The Applicant was the accused in Garissa PM’s Court Criminal Case Number 398/2003 where he had been charged with seven counts of the offences of making a document without authority, obtaining money by false pretences, uttering a false document and theft. He was convicted on all counts and sentenced to serve various sentences ranging from 12 months to 4 years in prison, all of them to run concurrently.
In the present Application, the Applicant argues that he has a good appeal with overwhelming chances of success and that he may serve a substantial part of his sentence before the Appeal is heard and determined. That he had also faithfully adhered to his terms of bond in the trial court and that he is certain of appearing when and if required before his Appeal is heard.
I note that the state is opposed to the Applicant being released on bail because the Applicant admitted the offences and also had jumped bail in the trial court and only appeared upon a warrant of arrest being executed. Further that the Appeal can be heard and determined before the sentence is served.
For my part, I am grateful to counsel for the Applicant who supplied the authority of Jirraj Shah vs R  KLR 606 and in that case, the Court of Appeal stated that the principal consideration for grant of bail pending appeal is the existence of exceptional or unusual circumstances upon which a court can fairly conclude that it is in the interests of justice to grant bail. One such circumstance is that the appeal would prima facie succeed on account of matters of fact or law that would sway the court to say that the applicant should not serve his term before the appeal is heard. Applying these guidelines to this case, I do not prima facie and without pre-empting the hearing of the appeal, find that there is anything exceptional in the Appeal that would warrant the granting of bail.
I have seen the evidence on record and especially the cumulative evidence of P.W.1 Senior Sergeant Wilfred Kariuki, P.W.2 P.C. Kiprop Jackson Kipkoech, P.W.3, P.C. Abdullahi Godone P.W.5 Judith Ogalia Matata P.W.6 Gladys Kingori, P.W. 10, C.I.P Abdi Kadhi and P.W. 11, C.I.P Cheruiyot. Their evidence was consistent and reasonable and I do not see that there was a credible answer given by the Applicant when he was called upon to defend himself.
I should also say that the Applicant who was a police officer could not explain why half the witnesses were his colleagues and what reason they had to frame the charges against him. More seriously though was his conduct during the trial. He was constantly coming to court late or not coming at all and finally on 5.9.2005 his bond was cancelled but reinstated on 27.9.2005. On 23.1.2006 when the judgment was due for delivery, he again absconded and although a warrant of arrest was issued against him, on the next eight (8) mentions he was nowhere to be seen until 12.6.2006, close to six (6) months after the warrant of arrest was first issued. He cannot be trusted to appear if this court was to grant him bail pending appeal.

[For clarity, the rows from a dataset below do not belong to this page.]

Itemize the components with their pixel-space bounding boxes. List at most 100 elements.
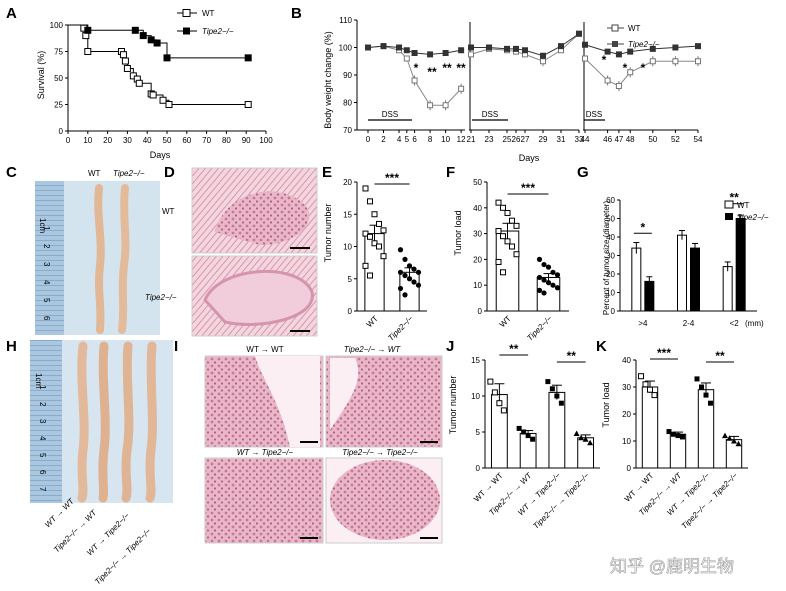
B-point-ko <box>672 44 679 51</box>
E-chart-y-tick-label: 10 <box>343 243 352 252</box>
F-ylabel: Tumor load <box>453 210 463 255</box>
A-y-tick-label: 0 <box>59 127 64 136</box>
A-y-tick-label: 25 <box>54 101 63 110</box>
B-point-wt <box>582 55 588 62</box>
K-chart-dot <box>708 400 713 406</box>
G-legend-wt: WT <box>737 201 750 210</box>
panel-B: B Body weight change (%) Days 7080901001… <box>291 5 703 163</box>
F-chart-dot <box>513 222 520 229</box>
B-star-5: * <box>602 53 607 67</box>
B-x-tick-label: 46 <box>603 135 612 144</box>
J-chart-dot <box>525 433 531 439</box>
A-point-ko <box>147 36 155 44</box>
D-label-ko: Tipe2−/− <box>145 293 177 302</box>
A-x-tick-label: 0 <box>66 136 71 145</box>
F-chart-dot <box>500 233 506 240</box>
F-chart-dot <box>541 277 547 283</box>
B-ylabel: Body weight change (%) <box>323 31 333 129</box>
F-chart-y-tick-label: 20 <box>473 255 482 264</box>
J-chart-dot <box>573 430 580 436</box>
panel-label-D: D <box>164 164 175 181</box>
A-point-ko <box>153 39 161 47</box>
A-point-wt <box>159 96 167 104</box>
panel-label-E: E <box>322 164 332 181</box>
G-bar-wt <box>677 234 687 312</box>
H-ruler-digit: 5 <box>38 453 47 458</box>
A-x-tick-label: 40 <box>143 136 152 145</box>
panel-label-I: I <box>174 338 178 355</box>
G-category-label: >4 <box>638 319 648 328</box>
A-ylabel: Survival (%) <box>36 51 46 100</box>
B-x-tick-label: 2 <box>381 135 386 144</box>
F-chart: 0 10 20 30 40 50 WT Tipe2−/− *** <box>473 178 569 343</box>
B-x-tick-label: 44 <box>581 135 590 144</box>
C-ruler <box>35 181 64 335</box>
J-chart-dot <box>500 407 507 414</box>
B-x-tick-label: 29 <box>539 135 548 144</box>
B-point-ko <box>582 41 588 48</box>
E-chart-y-tick-label: 0 <box>348 307 353 316</box>
B-point-wt <box>649 58 656 65</box>
E-chart-dot <box>371 211 378 218</box>
B-star-6: * <box>623 61 628 75</box>
G-y-tick-label: 20 <box>606 270 615 279</box>
B-point-ko <box>576 30 582 37</box>
B-point-ko <box>522 47 528 54</box>
E-chart-dot <box>376 220 382 227</box>
K-chart-y-tick-label: 40 <box>622 356 631 365</box>
panel-label-H: H <box>6 338 17 355</box>
A-x-tick-label: 70 <box>202 136 211 145</box>
A-x-tick-label: 100 <box>259 136 273 145</box>
F-chart-category-label: Tipe2−/− <box>525 314 554 343</box>
B-star-4: ** <box>456 61 466 75</box>
H-colon-1 <box>77 341 89 503</box>
H-colon-3 <box>121 341 134 503</box>
A-x-tick-label: 20 <box>103 136 112 145</box>
A-x-tick-label: 10 <box>83 136 92 145</box>
A-point-wt <box>119 51 127 59</box>
K-ylabel: Tumor load <box>601 382 611 427</box>
G-sig-label: * <box>640 220 645 234</box>
K-chart-y-tick-label: 30 <box>622 383 631 392</box>
B-point-ko <box>649 45 656 52</box>
B-x-tick-label: 33 <box>575 135 584 144</box>
J-chart-sig-label: ** <box>567 349 577 363</box>
A-point-ko <box>131 26 139 34</box>
A-point-wt <box>244 101 252 108</box>
J-chart-dot <box>558 400 564 406</box>
H-ruler-digit: 6 <box>38 470 47 475</box>
B-point-wt <box>442 102 449 109</box>
K-chart-dot <box>675 433 681 439</box>
F-chart-dot <box>504 238 511 245</box>
B-point-ko <box>486 44 492 51</box>
A-x-tick-label: 50 <box>163 136 172 145</box>
F-chart-y-tick-label: 0 <box>478 307 483 316</box>
A-point-wt <box>121 57 129 65</box>
A-legend-wt: WT <box>202 9 215 18</box>
E-chart-dot <box>406 276 413 282</box>
A-y-tick-label: 50 <box>54 74 63 83</box>
E-chart-dot <box>402 272 408 279</box>
B-dss-2: DSS <box>482 110 498 119</box>
K-chart-y-tick-label: 20 <box>622 410 631 419</box>
B-x-tick-label: 0 <box>366 135 371 144</box>
B-x-tick-label: 12 <box>457 135 466 144</box>
A-point-ko <box>163 54 171 62</box>
A-y-tick-label: 100 <box>50 21 64 30</box>
B-star-7: * <box>641 61 646 75</box>
panel-label-K: K <box>596 338 607 355</box>
B-x-tick-label: 8 <box>428 135 433 144</box>
G-legend-ko: Tipe2−/− <box>737 213 769 222</box>
B-point-ko <box>403 47 410 54</box>
F-chart-dot <box>513 251 520 258</box>
E-chart-dot <box>380 253 387 260</box>
A-legend-ko: Tipe2−/− <box>202 27 234 36</box>
B-point-ko <box>380 43 387 50</box>
B-x-tick-label: 4 <box>397 135 402 144</box>
G-xlabel: (mm) <box>745 319 764 328</box>
A-x-tick-label: 60 <box>182 136 191 145</box>
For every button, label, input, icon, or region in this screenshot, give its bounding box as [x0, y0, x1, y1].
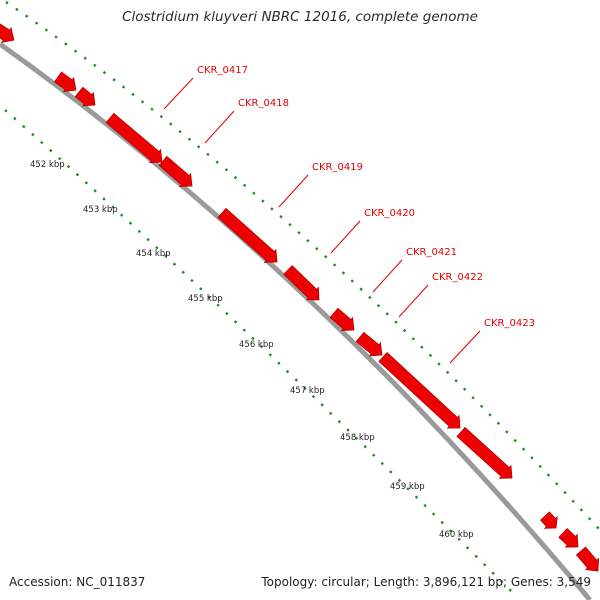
gene-arrow[interactable]: [355, 331, 383, 357]
gene-arrow[interactable]: [105, 112, 163, 164]
gene-arrows: [0, 21, 600, 572]
kbp-label: 454 kbp: [136, 249, 171, 259]
gene-arrow[interactable]: [558, 528, 579, 548]
gene-leader-line: [398, 284, 429, 318]
gene-leader-line: [372, 259, 403, 293]
kbp-label: 456 kbp: [239, 340, 274, 350]
gene-arrow[interactable]: [158, 155, 193, 188]
map-title: Clostridium kluyveri NBRC 12016, complet…: [122, 9, 478, 25]
gene-label[interactable]: CKR_0418: [238, 98, 289, 109]
gene-label[interactable]: CKR_0417: [197, 65, 248, 76]
gene-arrow[interactable]: [0, 21, 15, 43]
topology-summary: Topology: circular; Length: 3,896,121 bp…: [261, 575, 591, 589]
kbp-label: 459 kbp: [390, 482, 425, 492]
kbp-label: 455 kbp: [188, 294, 223, 304]
kbp-label: 457 kbp: [290, 386, 325, 396]
gene-leader-line: [330, 220, 361, 254]
accession-text: Accession: NC_011837: [9, 575, 146, 589]
gene-arrow[interactable]: [575, 546, 600, 572]
scale-ring-outer: [5, 1, 600, 531]
gene-arrow[interactable]: [74, 86, 96, 107]
gene-arrow[interactable]: [540, 511, 558, 529]
gene-label[interactable]: CKR_0419: [312, 162, 363, 173]
gene-arrow[interactable]: [378, 352, 461, 429]
kbp-label: 452 kbp: [30, 160, 65, 170]
gene-leader-line: [278, 174, 309, 208]
gene-leader-line: [204, 110, 235, 144]
gene-arrow[interactable]: [53, 71, 77, 93]
gene-label[interactable]: CKR_0423: [484, 318, 535, 329]
gene-label[interactable]: CKR_0420: [364, 208, 415, 219]
kbp-ticks: 452 kbp 453 kbp 454 kbp 455 kbp 456 kbp 457 k…: [30, 160, 474, 540]
gene-leader-line: [449, 330, 481, 364]
gene-label[interactable]: CKR_0422: [432, 272, 483, 283]
kbp-label: 453 kbp: [83, 205, 118, 215]
gene-callouts: CKR_0417 CKR_0418 CKR_0419 CKR_0420 CKR_0421…: [163, 65, 535, 364]
gene-arrow[interactable]: [283, 265, 320, 301]
gene-arrow[interactable]: [456, 426, 513, 479]
gene-arrow[interactable]: [329, 307, 355, 332]
kbp-label: 460 kbp: [439, 530, 474, 540]
gene-label[interactable]: CKR_0421: [406, 247, 457, 258]
gene-arrow[interactable]: [217, 207, 278, 263]
scale-ring-inner: [4, 109, 516, 596]
kbp-label: 458 kbp: [340, 433, 375, 443]
gene-leader-line: [163, 77, 194, 110]
genome-backbone: [0, 41, 592, 600]
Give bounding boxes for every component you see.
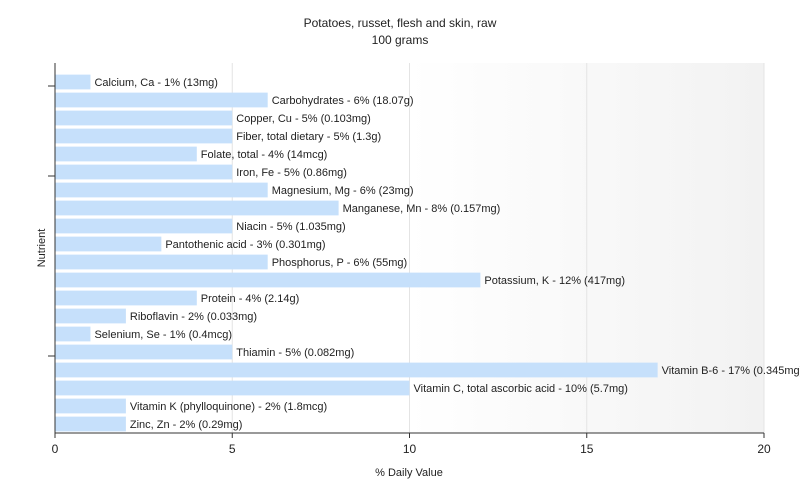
bar-label: Vitamin K (phylloquinone) - 2% (1.8mcg): [130, 401, 327, 413]
chart-title: Potatoes, russet, flesh and skin, raw: [304, 16, 497, 30]
bar: [55, 290, 197, 306]
bar: [55, 218, 233, 234]
bar-label: Potassium, K - 12% (417mg): [484, 275, 625, 287]
bar: [55, 272, 481, 288]
bar: [55, 182, 268, 198]
bar-label: Magnesium, Mg - 6% (23mg): [272, 185, 414, 197]
bar: [55, 236, 162, 252]
bar-label: Phosphorus, P - 6% (55mg): [272, 257, 408, 269]
bar-label: Vitamin B-6 - 17% (0.345mg): [662, 365, 800, 377]
bar-label: Copper, Cu - 5% (0.103mg): [236, 113, 371, 125]
bars: [55, 74, 658, 432]
bar: [55, 200, 339, 216]
x-tick-label: 5: [229, 442, 236, 456]
bar: [55, 128, 233, 144]
bar-label: Thiamin - 5% (0.082mg): [236, 347, 354, 359]
bar: [55, 74, 91, 90]
bar-label: Zinc, Zn - 2% (0.29mg): [130, 419, 242, 431]
bar: [55, 380, 410, 396]
bar-label: Riboflavin - 2% (0.033mg): [130, 311, 257, 323]
x-tick-label: 0: [52, 442, 59, 456]
x-tick-label: 15: [580, 442, 594, 456]
bar-label: Calcium, Ca - 1% (13mg): [94, 77, 217, 89]
axes: 0 5 10 15 20: [48, 63, 771, 456]
bar-label: Iron, Fe - 5% (0.86mg): [236, 167, 347, 179]
bar: [55, 308, 126, 324]
bar-label: Fiber, total dietary - 5% (1.3g): [236, 131, 381, 143]
bar-label: Manganese, Mn - 8% (0.157mg): [343, 203, 501, 215]
bar: [55, 344, 233, 360]
bar-label: Selenium, Se - 1% (0.4mcg): [94, 329, 232, 341]
x-axis-label: % Daily Value: [375, 467, 443, 479]
bar: [55, 146, 197, 162]
bar-label: Carbohydrates - 6% (18.07g): [272, 95, 414, 107]
bar: [55, 416, 126, 432]
bar-label: Vitamin C, total ascorbic acid - 10% (5.…: [414, 383, 628, 395]
bar: [55, 362, 658, 378]
bar-labels: Calcium, Ca - 1% (13mg) Carbohydrates - 6…: [94, 77, 800, 431]
bar: [55, 110, 233, 126]
x-tick-label: 10: [403, 442, 417, 456]
y-axis-label: Nutrient: [36, 229, 48, 268]
bar: [55, 326, 91, 342]
bar-label: Pantothenic acid - 3% (0.301mg): [165, 239, 325, 251]
chart-subtitle: 100 grams: [372, 33, 429, 47]
bar-label: Niacin - 5% (1.035mg): [236, 221, 345, 233]
bar-label: Folate, total - 4% (14mcg): [201, 149, 328, 161]
bar: [55, 254, 268, 270]
bar-label: Protein - 4% (2.14g): [201, 293, 299, 305]
bar: [55, 164, 233, 180]
x-tick-label: 20: [757, 442, 771, 456]
bar: [55, 398, 126, 414]
bar: [55, 92, 268, 108]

There being no exceptional reason why he should be released now and his conduct being wanting, it would be safer to keep the Applicant in prison until his appeal is heard and determined on its merits for these reasons, the Application for bail pending appeal is hereby dismissed.
Dated, signed and delivered in open court at Meru this 26th day of October 2006
In Presence of
N/A Advocate for the Applicant
Mr. Muteti State Counsel for the State.